Uma das estratégias da direita brasileira foi criticar a regulamentação das terras por meio de decreto, defendendo que a regulamentação deveria ser feito através de lei. Em seu voto, o ministro Dias Toffoli rebateu que “a regulamentação por meio de decretos do Poder Executivo não é inválida, nem incomum, haja vista que normas procedimentais de relevância prática tem residência nessa espécie normativa, tal como a definição do processo administrativo de demarcação de terras indígenas”.

Os movimentos quilombola e indígena fizeram muitas mobilizações e ações de resistência para visibilizar a causa e denunciar a violência a que estão expostos. Com apoio de uma rede de organizações, entre elas o Instituto Socioambiental, a Conaq (Coordenação Nacional de Articulação das Comunidades Negras Rurais Quilombolas) divulgou a petição “Nenhum quilombo a menos” que conseguiu reunir mais de 100 mil assinaturas em defesa do decreto. Além disso, grandes campanhas de denúncias tomaram conta das redes sociais alertando para os assassinatos das lideranças e violência coronelista a que ainda estão sujeitas as populações negras vivendo em quilombos e os povos indígenas em seus territórios sagrados.

As força do grande capital brasileiro, representado principalmente pelo agronegócio, indústrias e mineradoras, aliado e financiando partidos e políticos de direita neoliberais, avança contra as terras e contra as lideranças dos povos quilombolas e indígenas não apenas legalmente, mas com a força do coronelismo, herança histórica da época da República Velha, onde a justiça se faz através da violência racista, colonialista e patriarcal.
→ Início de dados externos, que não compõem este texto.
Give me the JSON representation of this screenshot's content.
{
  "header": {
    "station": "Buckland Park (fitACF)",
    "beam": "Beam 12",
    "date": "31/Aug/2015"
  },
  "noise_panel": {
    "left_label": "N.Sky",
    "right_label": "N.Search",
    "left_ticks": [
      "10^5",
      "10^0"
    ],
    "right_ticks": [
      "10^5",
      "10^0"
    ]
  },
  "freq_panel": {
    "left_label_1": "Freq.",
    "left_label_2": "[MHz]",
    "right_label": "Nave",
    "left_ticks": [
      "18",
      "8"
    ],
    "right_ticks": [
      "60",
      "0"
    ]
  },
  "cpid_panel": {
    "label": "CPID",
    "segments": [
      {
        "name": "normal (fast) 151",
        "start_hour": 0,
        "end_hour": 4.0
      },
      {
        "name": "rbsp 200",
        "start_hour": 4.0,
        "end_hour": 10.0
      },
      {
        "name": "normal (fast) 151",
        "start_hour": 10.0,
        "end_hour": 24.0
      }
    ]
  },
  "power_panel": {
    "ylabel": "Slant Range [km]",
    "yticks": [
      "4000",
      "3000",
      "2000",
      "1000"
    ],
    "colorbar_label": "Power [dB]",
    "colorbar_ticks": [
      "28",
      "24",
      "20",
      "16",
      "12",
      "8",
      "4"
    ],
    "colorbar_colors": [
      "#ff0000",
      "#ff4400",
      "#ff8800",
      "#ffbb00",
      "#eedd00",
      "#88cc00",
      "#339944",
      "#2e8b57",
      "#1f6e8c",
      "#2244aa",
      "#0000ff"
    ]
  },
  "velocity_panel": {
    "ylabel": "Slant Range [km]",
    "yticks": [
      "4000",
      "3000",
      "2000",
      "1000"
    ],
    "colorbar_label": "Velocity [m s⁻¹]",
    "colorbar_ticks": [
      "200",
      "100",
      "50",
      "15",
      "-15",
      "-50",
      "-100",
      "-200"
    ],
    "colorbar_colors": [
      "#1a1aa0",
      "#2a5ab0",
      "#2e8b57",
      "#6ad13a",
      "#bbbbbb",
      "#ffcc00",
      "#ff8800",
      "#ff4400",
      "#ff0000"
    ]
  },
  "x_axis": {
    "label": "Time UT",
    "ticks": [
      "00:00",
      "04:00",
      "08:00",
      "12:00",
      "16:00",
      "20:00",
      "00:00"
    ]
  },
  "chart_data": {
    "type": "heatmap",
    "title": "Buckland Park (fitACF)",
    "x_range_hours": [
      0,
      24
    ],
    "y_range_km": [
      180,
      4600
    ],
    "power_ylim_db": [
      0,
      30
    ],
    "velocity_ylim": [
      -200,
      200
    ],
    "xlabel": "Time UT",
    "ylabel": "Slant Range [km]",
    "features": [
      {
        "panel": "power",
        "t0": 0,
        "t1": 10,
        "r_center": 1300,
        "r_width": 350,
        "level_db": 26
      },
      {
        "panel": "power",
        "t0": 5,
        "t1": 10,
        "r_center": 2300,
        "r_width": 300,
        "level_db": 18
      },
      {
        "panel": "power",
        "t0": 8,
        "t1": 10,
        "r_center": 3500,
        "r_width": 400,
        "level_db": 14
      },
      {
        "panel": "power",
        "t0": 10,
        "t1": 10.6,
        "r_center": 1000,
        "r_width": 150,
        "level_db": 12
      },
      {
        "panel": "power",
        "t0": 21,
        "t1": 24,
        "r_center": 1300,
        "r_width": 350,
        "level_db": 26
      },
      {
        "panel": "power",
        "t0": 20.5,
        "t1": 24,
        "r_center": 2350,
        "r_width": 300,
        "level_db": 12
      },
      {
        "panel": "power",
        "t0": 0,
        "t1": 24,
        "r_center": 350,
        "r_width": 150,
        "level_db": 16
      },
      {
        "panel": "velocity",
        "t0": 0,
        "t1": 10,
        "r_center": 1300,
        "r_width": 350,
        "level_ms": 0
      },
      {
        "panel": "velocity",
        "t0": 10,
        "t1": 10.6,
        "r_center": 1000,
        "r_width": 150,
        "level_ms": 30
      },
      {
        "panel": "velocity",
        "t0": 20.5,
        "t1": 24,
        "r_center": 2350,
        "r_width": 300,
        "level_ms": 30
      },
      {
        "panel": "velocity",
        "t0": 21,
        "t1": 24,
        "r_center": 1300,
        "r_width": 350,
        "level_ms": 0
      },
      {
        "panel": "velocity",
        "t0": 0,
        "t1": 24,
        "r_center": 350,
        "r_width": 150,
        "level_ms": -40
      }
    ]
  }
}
O relatório «Em Solo Perigoso» da ONG Global Witness posiciona o Brasil como país mais onde mais acontecem assassinatos violentos provocados por disputas de território rural. Em 2016, os números apontam que 185 pessoas morreram em situações de violência no campo em todo mundo, só no Brasil, foram 50. A Conaq denunciou que entre 2011 e 2015, foram registrados dois assassinatos de lideranças quilombolas, enquanto em 2016 e até outubro de 2017, a violência contra as comunidades quilombolas chegou a 22 assassinatos. Dos 14 registrados em 2017, dez aconteceram na Bahia, mais de 70% do total.